Preferred Capital Securities LLC (“PCS”) is a securities broker dealer and the dealer manager for the ongoing offering of the Series A1, M1, and M2 Preferred Stock.
This press release is for informational purposes and is not an offer to purchase or sell or a solicitation of an offer to buy these securities, nor shall there be any sale of these securities in any state or jurisdiction in which such offer, solicitation or sale would be unlawful prior to registration or qualification under the securities laws of such state or jurisdiction.
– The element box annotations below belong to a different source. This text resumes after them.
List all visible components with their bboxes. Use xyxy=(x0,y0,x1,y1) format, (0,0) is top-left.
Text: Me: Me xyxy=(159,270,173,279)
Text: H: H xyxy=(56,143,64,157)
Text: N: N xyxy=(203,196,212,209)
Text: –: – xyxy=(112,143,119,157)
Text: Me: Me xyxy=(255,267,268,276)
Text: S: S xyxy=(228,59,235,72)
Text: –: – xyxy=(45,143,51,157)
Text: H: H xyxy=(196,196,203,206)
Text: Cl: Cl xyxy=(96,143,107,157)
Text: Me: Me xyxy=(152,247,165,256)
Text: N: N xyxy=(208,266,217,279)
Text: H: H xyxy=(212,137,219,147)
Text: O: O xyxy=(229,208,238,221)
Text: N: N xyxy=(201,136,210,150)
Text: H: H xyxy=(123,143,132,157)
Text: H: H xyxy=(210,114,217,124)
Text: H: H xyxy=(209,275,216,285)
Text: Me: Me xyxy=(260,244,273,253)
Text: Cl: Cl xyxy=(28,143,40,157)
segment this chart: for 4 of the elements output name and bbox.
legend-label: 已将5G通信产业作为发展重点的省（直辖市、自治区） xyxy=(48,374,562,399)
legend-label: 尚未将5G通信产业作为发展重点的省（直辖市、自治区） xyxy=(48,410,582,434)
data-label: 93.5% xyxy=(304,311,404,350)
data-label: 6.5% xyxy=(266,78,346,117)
The ongoing offering of the Series A1, M1, and M2 Preferred Stock is being made only by means of the prospectus supplement and the accompanying prospectus, copies of which may be obtained by writing to PCS at 3284 Northside Parkway NW, Suite 150, Atlanta, GA 30327.
About Prospect Capital Corporation
Prospect Capital Corporation is a business development company that focuses on lending to and investing in private businesses. Prospect’s investment objective is to generate both current income and long-term capital appreciation through debt and equity investments.
Prospect has elected to be treated as a business development company under the Investment Company Act of 1940 (“1940 Act”). Prospect is required to comply with a series of regulatory requirements under the 1940 Act as well as applicable NASDAQ, federal and state rules and regulations. We have elected to be treated as a regulated investment company under the Internal Revenue Code of 1986.
Caution Concerning Forward-Looking Statements
This press release contains forward-looking statements within the meaning of the Private Securities Litigation Reform Act of 1995, whose safe harbor for forward-looking statements does not apply to business development companies. Any such statements, other than statements of historical fact, are highly likely to be affected by other unknowable future events and conditions, including elements of the future that are or are not under our control, and that we may or may not have considered; accordingly, such statements cannot be guarantees or assurances of any aspect of future performance. Actual developments and results are highly likely to vary materially from any forward-looking statements. Such statements speak only as of the time when made, and we undertake no obligation to update any such statement now or in the future.